Since the mid-1980s, the town had debated where, or if, to build a cemetery. It even had a cemetery planned, and the design had won an award, but town residents vetoed the idea. The new memorial park will likely have room for 4,000 names. Vail residents of at last five years duration will have the cheapest rates, followed by Eagle County residents, and then all others.

Gas deposits make Utes wealthy

CORTEZ, Colo. — In 1880, the miners of Colorado talked the federal government into kicking the Utes out of the mountains of Colorado, allowing for the construction of Aspen, Telluride, and other mining towns. The Utes were put onto reservations in the arid, seemingly worthless deserts. The next century wasn’t a pretty one for the Utes.

Then, in the 1990s, natural gas deposits were discovered on the Ute lands in the Four Corners area, and now the Utes have become incredibly wealthy. The tribe distributes $30,000 per person per year. Tribal elders, those 55 and older, receive $55,000 a year.

Still, that’s only 10 per cent of the $2 billion in assets now held by the 1,400-member tribe, and some members want more, reports The Denver Post. But tribal leaders say the natural gas deposits will be depleted, which is why they have hired financial advisors, to ensure money for future generations.

Third man in Halloween beating sentenced to jail

BRECKENRIDGE, Colo. — The third of three men convicted in a Halloween night beating death on Breckenridge’s main street two years ago has been sentenced. Two of the men received 28-year prison sentences, and the third an 18-month sentence.

The three men beat to death Cody Weiland after an early morning argument in a restaurant was followed into the street. After that, says the Summit Daily News, "some Summit residents found themselves locking their doors at night, and thinking twice about leaving the door unlocked in the dark corner of the parking lot."

The newspaper suggests that Summit County is becoming more afflicted with violent crimes, but offers no real evidence to back up that statement or a companion one, namely that Summit County has lost its innocence. Murders, particularly during the years of cocaine binging, were fairly common in the high country of Colorado during the 1980s, despite a much smaller population. However, public beatings such as the one in Breckeridge, were admittedly rare, if non-existent.

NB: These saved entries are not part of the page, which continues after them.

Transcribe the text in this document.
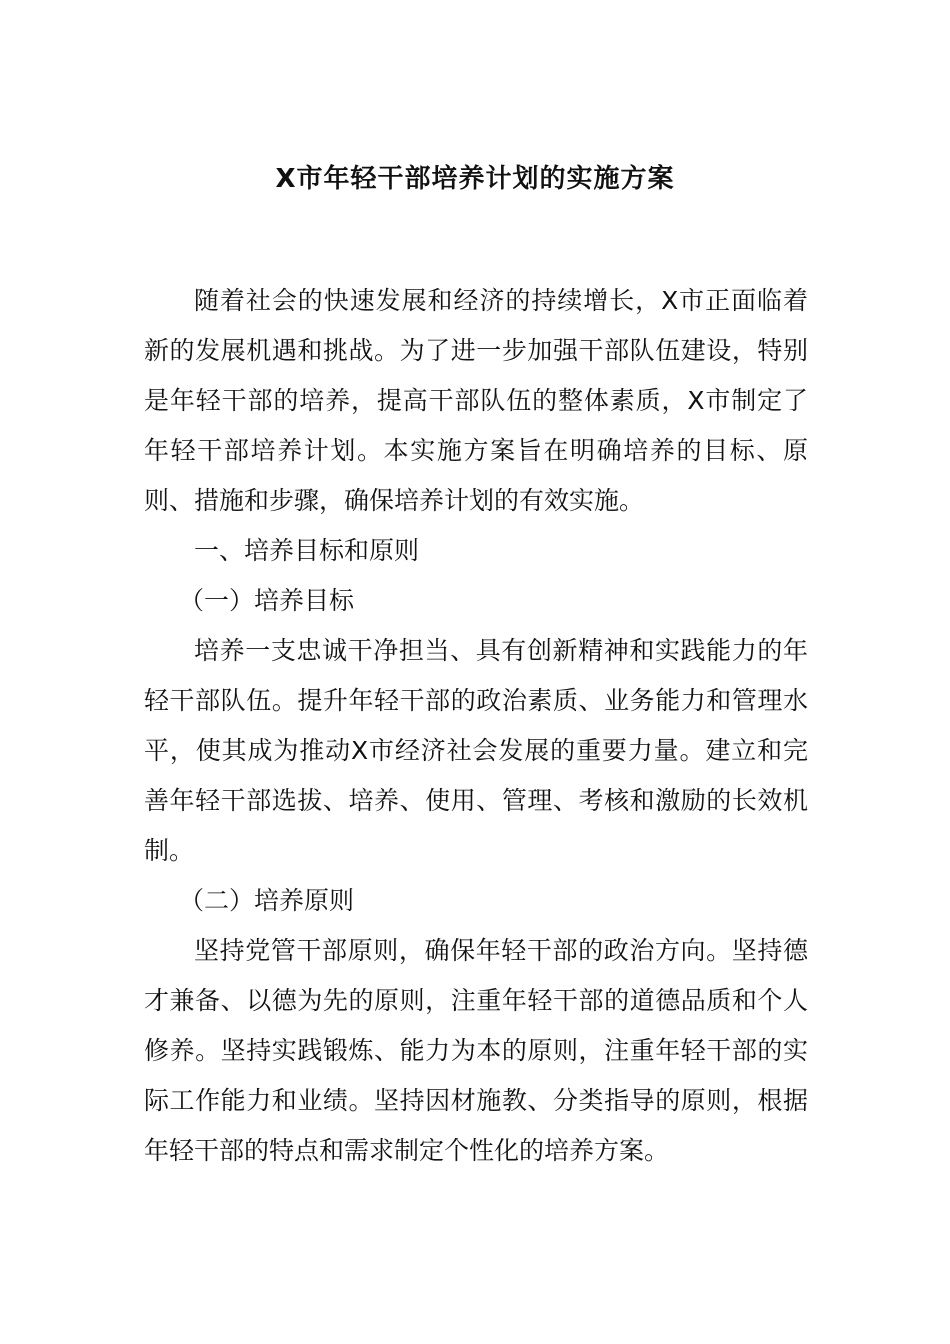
X市年轻干部培养计划的实施方案

随着社会的快速发展和经济的持续增长，X市正面临着新的发展机遇和挑战。为了进一步加强干部队伍建设，特别是年轻干部的培养，提高干部队伍的整体素质，X市制定了年轻干部培养计划。本实施方案旨在明确培养的目标、原则、措施和步骤，确保培养计划的有效实施。

一、培养目标和原则

（一）培养目标

培养一支忠诚干净担当、具有创新精神和实践能力的年轻干部队伍。提升年轻干部的政治素质、业务能力和管理水平，使其成为推动X市经济社会发展的重要力量。建立和完善年轻干部选拔、培养、使用、管理、考核和激励的长效机制。

（二）培养原则

坚持党管干部原则，确保年轻干部的政治方向。坚持德才兼备、以德为先的原则，注重年轻干部的道德品质和个人修养。坚持实践锻炼、能力为本的原则，注重年轻干部的实际工作能力和业绩。坚持因材施教、分类指导的原则，根据年轻干部的特点和需求制定个性化的培养方案。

Homeowners require bear-proof containers

BEAVER CREEK, Colo. — Homeowner groups in Beaver Creek have passed new laws mandating bear-proof trash containers in areas where bears are common.

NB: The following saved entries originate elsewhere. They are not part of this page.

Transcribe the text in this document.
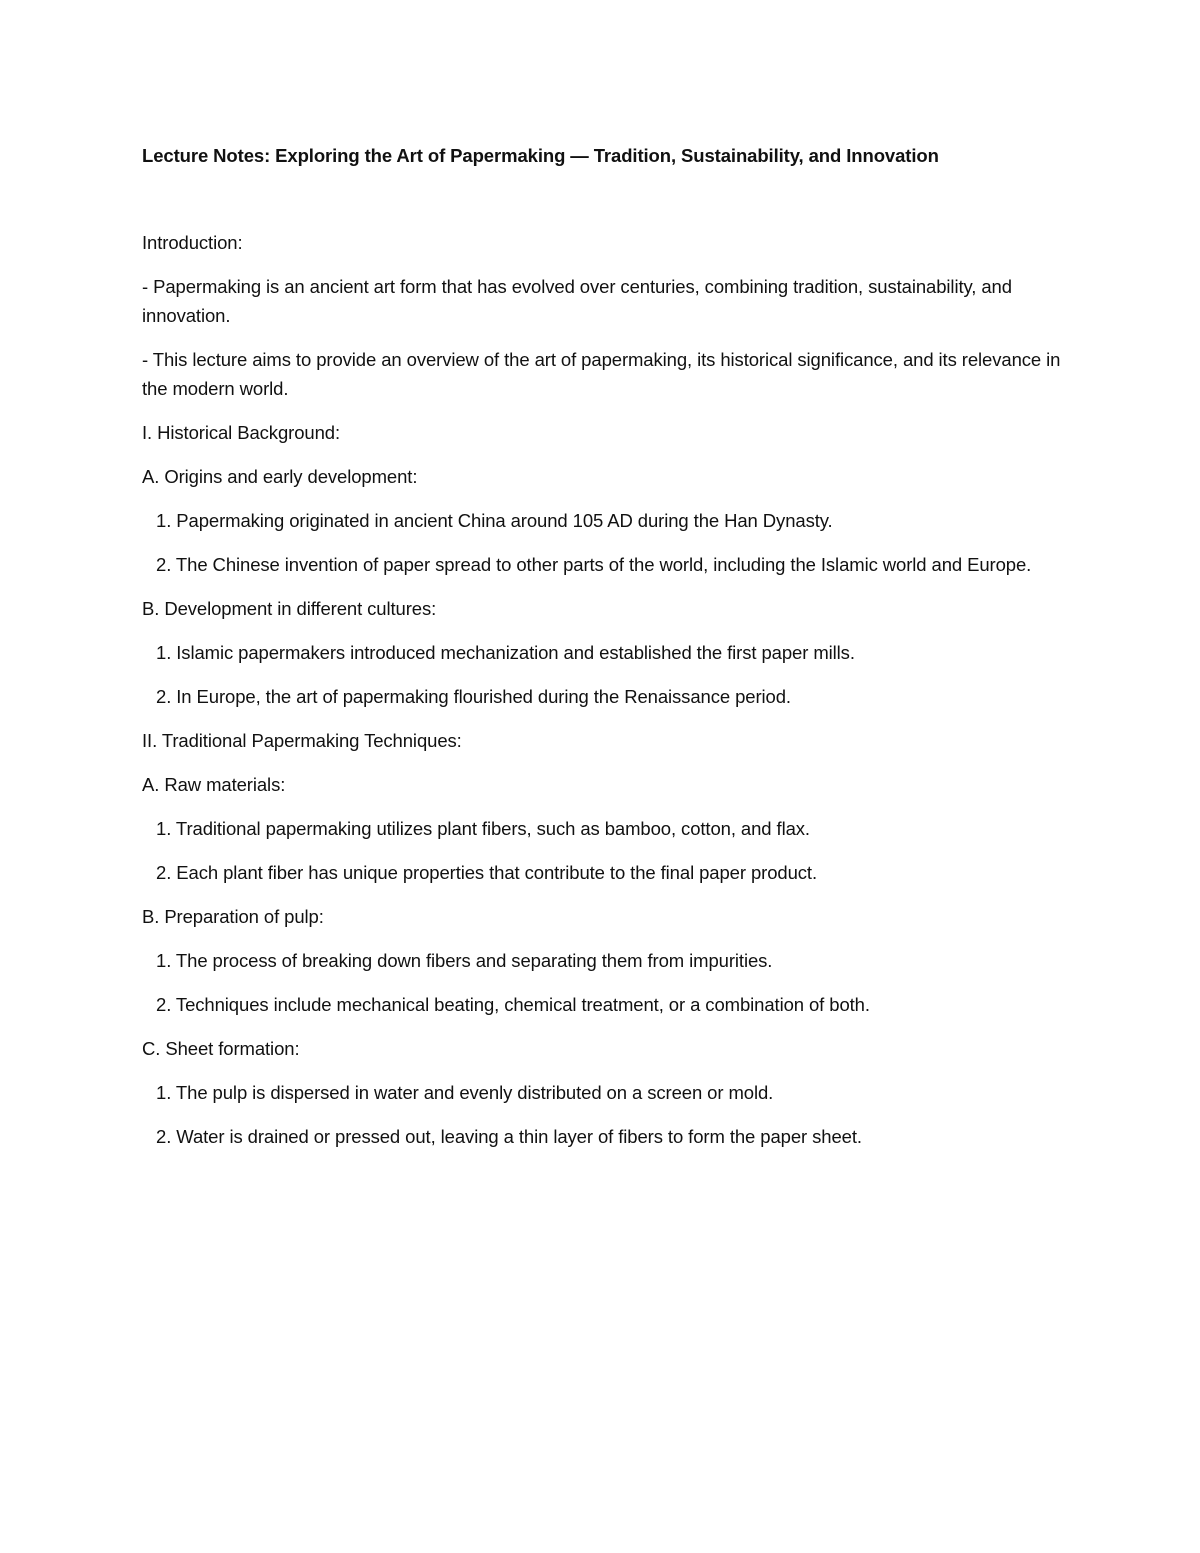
Lecture Notes: Exploring the Art of Papermaking — Tradition, Sustainability, and Innovation

Introduction:

- Papermaking is an ancient art form that has evolved over centuries, combining tradition, sustainability, and innovation.

- This lecture aims to provide an overview of the art of papermaking, its historical significance, and its relevance in the modern world.

I. Historical Background:

A. Origins and early development:

1. Papermaking originated in ancient China around 105 AD during the Han Dynasty.

2. The Chinese invention of paper spread to other parts of the world, including the Islamic world and Europe.

B. Development in different cultures:

1. Islamic papermakers introduced mechanization and established the first paper mills.

2. In Europe, the art of papermaking flourished during the Renaissance period.

II. Traditional Papermaking Techniques:

A. Raw materials:

1. Traditional papermaking utilizes plant fibers, such as bamboo, cotton, and flax.

2. Each plant fiber has unique properties that contribute to the final paper product.

B. Preparation of pulp:

1. The process of breaking down fibers and separating them from impurities.

2. Techniques include mechanical beating, chemical treatment, or a combination of both.

C. Sheet formation:

1. The pulp is dispersed in water and evenly distributed on a screen or mold.

2. Water is drained or pressed out, leaving a thin layer of fibers to form the paper sheet.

One "problem bear" was killed by wildlife officers earlier this summer, a second was shot by a homeowner when he said it became aggressive, and a third was trapped and tagged for identification for possible destruction if it continues to become a problem, notes the Vail Daily.

Hypothermia blamed in death of lost hunter

DURANGO, Colo. — Hypothermia was blamed in the death of a 40-year-old restaurant manager who became lost while hunting northwest of Durango.

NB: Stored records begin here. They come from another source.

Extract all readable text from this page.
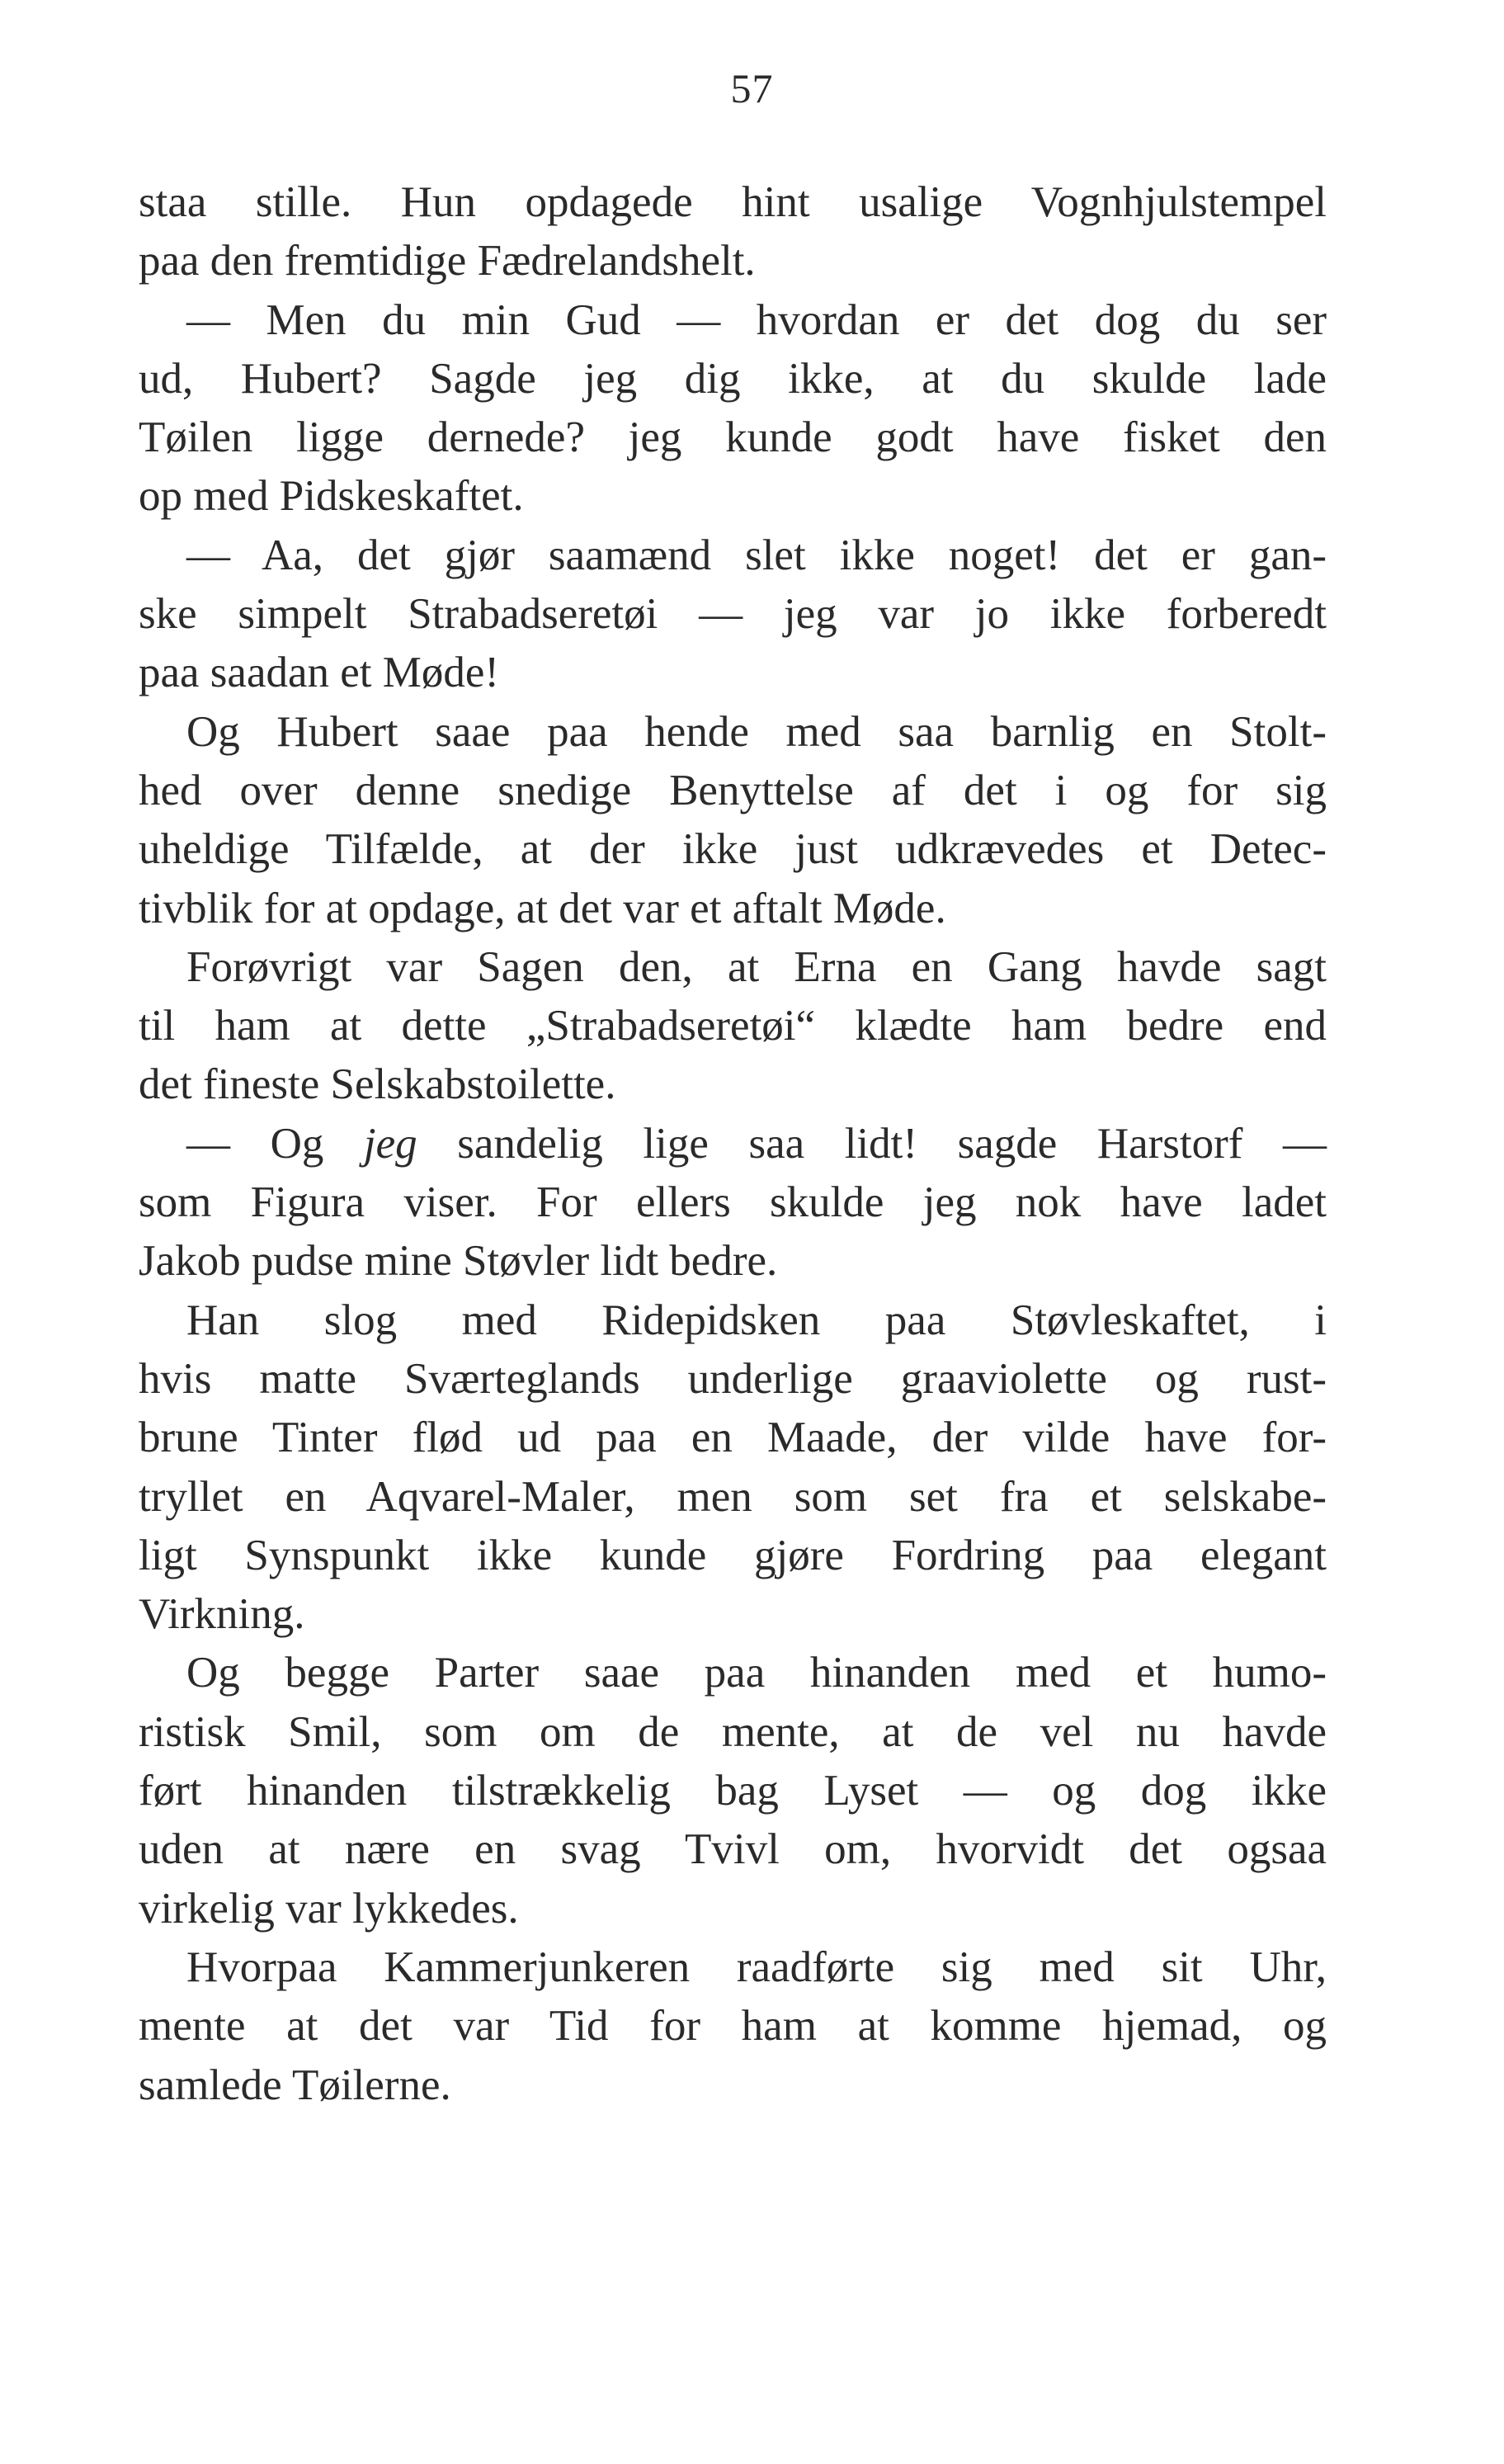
57
staa stille. Hun opdagede hint usalige Vognhjulstempel
paa den fremtidige Fædrelandshelt.
— Men du min Gud — hvordan er det dog du ser
ud, Hubert? Sagde jeg dig ikke, at du skulde lade
Tøilen ligge dernede? jeg kunde godt have fisket den
op med Pidskeskaftet.
— Aa, det gjør saamænd slet ikke noget! det er gan-
ske simpelt Strabadseretøi — jeg var jo ikke forberedt
paa saadan et Møde!
Og Hubert saae paa hende med saa barnlig en Stolt-
hed over denne snedige Benyttelse af det i og for sig
uheldige Tilfælde, at der ikke just udkrævedes et Detec-
tivblik for at opdage, at det var et aftalt Møde.
Forøvrigt var Sagen den, at Erna en Gang havde sagt
til ham at dette „Strabadseretøi“ klædte ham bedre end
det fineste Selskabstoilette.
— Og jeg sandelig lige saa lidt! sagde Harstorf —
som Figura viser. For ellers skulde jeg nok have ladet
Jakob pudse mine Støvler lidt bedre.
Han slog med Ridepidsken paa Støvleskaftet, i
hvis matte Sværteglands underlige graaviolette og rust-
brune Tinter flød ud paa en Maade, der vilde have for-
tryllet en Aqvarel-Maler, men som set fra et selskabe-
ligt Synspunkt ikke kunde gjøre Fordring paa elegant
Virkning.
Og begge Parter saae paa hinanden med et humo-
ristisk Smil, som om de mente, at de vel nu havde
ført hinanden tilstrækkelig bag Lyset — og dog ikke
uden at nære en svag Tvivl om, hvorvidt det ogsaa
virkelig var lykkedes.
Hvorpaa Kammerjunkeren raadførte sig med sit Uhr,
mente at det var Tid for ham at komme hjemad, og
samlede Tøilerne.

He had talked with both of his parents, either by radio or cell phone, after becoming lost, and said he was finding shelter. But searchers believe that he became wet and cold, causing his body temperature to drop, in turn causing him to become confused. He drowned in a creek about three-quarters of a mile from the road, reports the Durango Herald.

Helicopters needed to remove busted Bronc

SILVERTON, Colo. — A couple of years ago, a Bronco somehow got off the road near the summit of Engineer Pass and rolled. The site is far above timberline on a steep slope of scree in the Silverton-Ouray-Lake City triangle.

The owner of the wreck wouldn’t remove it, and so finally the National Guard was persuaded to dispatch two helicopters to lift the junk to a place where it could be loaded onto a truck, reports the Silverton Standard.